In good weather and bad weather, NewsChannel 5’s Lelan Statom is a familiar face among Nashvillians.

WTVF, NewsChannel 5

“We’re trying to do what we can to keep people aware, and by doing that, make sure that once the severe weather is over, they’re here to live another day,” Statom says.

For the Johnsons, it was a marked shift in tone from @NashSevereWx, a local account co-run by citizen weather tweeter David Drobny, that finally drove them to their basement with a few minutes to spare. 

“[@NashSevereWx] is the reason we survived,” Shannon says.

While the account is often lighthearted, even suggesting when an extra swipe of deodorant might be necessary in hot weather, it was an all caps plea to seek shelter that drove them out of their room, where the batting cage plowed into the roof.
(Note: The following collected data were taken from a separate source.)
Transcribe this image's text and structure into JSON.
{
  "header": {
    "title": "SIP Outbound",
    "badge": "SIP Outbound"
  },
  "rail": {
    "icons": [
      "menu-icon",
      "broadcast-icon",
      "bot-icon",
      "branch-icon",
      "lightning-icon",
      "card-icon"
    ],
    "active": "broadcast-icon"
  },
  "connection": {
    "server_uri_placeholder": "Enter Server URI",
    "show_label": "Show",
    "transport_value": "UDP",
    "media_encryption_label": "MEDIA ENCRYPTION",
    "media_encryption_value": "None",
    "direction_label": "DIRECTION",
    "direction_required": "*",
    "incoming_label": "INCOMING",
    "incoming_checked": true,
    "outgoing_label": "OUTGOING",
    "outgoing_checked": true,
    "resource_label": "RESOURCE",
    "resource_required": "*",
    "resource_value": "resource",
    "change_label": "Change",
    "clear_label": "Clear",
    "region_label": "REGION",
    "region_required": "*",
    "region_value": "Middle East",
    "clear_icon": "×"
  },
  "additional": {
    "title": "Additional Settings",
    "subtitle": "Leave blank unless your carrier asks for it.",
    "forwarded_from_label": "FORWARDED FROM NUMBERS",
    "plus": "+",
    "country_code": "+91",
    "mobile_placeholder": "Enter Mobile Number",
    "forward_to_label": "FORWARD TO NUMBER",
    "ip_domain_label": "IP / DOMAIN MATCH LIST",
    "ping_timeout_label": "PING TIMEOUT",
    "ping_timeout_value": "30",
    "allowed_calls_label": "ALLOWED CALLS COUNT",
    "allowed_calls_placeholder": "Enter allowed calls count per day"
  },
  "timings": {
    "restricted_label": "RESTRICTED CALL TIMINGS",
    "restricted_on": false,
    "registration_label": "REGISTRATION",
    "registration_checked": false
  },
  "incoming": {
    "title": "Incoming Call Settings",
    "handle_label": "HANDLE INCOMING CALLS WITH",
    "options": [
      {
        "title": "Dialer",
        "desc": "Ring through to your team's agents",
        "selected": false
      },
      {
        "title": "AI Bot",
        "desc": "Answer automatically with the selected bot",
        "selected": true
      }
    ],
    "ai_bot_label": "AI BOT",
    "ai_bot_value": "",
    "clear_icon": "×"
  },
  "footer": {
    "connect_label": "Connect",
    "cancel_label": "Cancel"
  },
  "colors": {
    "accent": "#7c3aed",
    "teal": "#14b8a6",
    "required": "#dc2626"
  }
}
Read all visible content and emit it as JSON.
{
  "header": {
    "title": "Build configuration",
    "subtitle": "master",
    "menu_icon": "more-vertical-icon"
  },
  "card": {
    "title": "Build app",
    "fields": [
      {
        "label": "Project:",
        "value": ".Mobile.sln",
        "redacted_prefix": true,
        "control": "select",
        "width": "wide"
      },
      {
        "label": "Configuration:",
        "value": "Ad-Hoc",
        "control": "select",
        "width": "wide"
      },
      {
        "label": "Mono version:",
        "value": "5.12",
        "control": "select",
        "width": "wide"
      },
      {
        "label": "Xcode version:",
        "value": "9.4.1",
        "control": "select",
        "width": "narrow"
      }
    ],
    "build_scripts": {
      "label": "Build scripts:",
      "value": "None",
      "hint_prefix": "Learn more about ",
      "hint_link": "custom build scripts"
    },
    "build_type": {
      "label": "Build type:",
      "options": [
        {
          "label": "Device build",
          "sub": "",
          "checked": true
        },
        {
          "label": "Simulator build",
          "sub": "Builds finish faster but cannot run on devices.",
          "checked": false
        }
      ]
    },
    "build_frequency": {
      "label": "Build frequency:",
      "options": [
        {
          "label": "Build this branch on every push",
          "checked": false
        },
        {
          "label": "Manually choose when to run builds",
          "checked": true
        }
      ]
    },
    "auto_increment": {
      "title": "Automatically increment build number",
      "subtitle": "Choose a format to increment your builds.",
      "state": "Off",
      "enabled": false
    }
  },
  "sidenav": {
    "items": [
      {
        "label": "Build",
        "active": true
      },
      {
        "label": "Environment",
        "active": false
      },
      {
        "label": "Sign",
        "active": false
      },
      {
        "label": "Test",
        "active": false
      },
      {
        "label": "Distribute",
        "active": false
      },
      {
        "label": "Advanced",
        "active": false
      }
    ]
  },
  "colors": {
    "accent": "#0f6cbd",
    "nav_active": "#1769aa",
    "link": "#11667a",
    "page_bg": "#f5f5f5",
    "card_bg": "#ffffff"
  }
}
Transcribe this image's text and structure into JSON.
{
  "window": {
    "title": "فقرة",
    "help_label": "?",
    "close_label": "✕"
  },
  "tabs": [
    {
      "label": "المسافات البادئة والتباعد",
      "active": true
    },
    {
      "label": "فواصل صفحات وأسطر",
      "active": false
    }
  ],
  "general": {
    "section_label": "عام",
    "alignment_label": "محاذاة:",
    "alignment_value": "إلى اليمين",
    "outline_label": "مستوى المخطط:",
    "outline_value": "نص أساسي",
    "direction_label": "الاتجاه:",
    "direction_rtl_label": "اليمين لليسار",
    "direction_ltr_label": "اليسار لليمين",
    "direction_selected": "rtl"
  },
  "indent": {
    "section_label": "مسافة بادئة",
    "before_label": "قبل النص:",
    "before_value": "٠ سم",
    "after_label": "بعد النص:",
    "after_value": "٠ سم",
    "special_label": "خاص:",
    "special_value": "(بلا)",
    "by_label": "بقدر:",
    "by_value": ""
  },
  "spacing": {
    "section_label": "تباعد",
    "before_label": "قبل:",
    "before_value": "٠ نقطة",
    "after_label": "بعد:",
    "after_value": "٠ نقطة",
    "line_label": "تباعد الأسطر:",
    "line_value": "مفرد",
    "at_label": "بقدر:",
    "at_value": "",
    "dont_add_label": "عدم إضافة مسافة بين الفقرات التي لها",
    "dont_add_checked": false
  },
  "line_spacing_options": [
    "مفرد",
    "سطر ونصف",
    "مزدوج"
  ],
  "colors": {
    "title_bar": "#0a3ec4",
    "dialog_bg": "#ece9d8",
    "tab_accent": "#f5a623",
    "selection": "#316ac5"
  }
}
Drobny tells me that he and the others who work on the account always remember that “underneath the radar are real people.”

Shelter from the storm

One hundred and eight days after that batting cage smashed into their house, the Johnsons finally got a new roof back. The coronavirus pandemic has slowed reconstruction and a derecho storm, with 60 to 80 mile per hour winds in May, damaged their house further. 

As of July, they’ve had their sunroom reframed and the master bedroom replaced. Work is slow but moving, finally. 

They still think about that March night when they ended up right in the path of the storm, their ears popping from the pressure change, and not knowing just how long the tornado was on the ground for before they even knew. 

“The stakes are just so high, anything that can give you a leg up on to stay safe,” Keith says. “We made it downstairs in time but it would have been nice to feel like we weren’t cutting it so close.”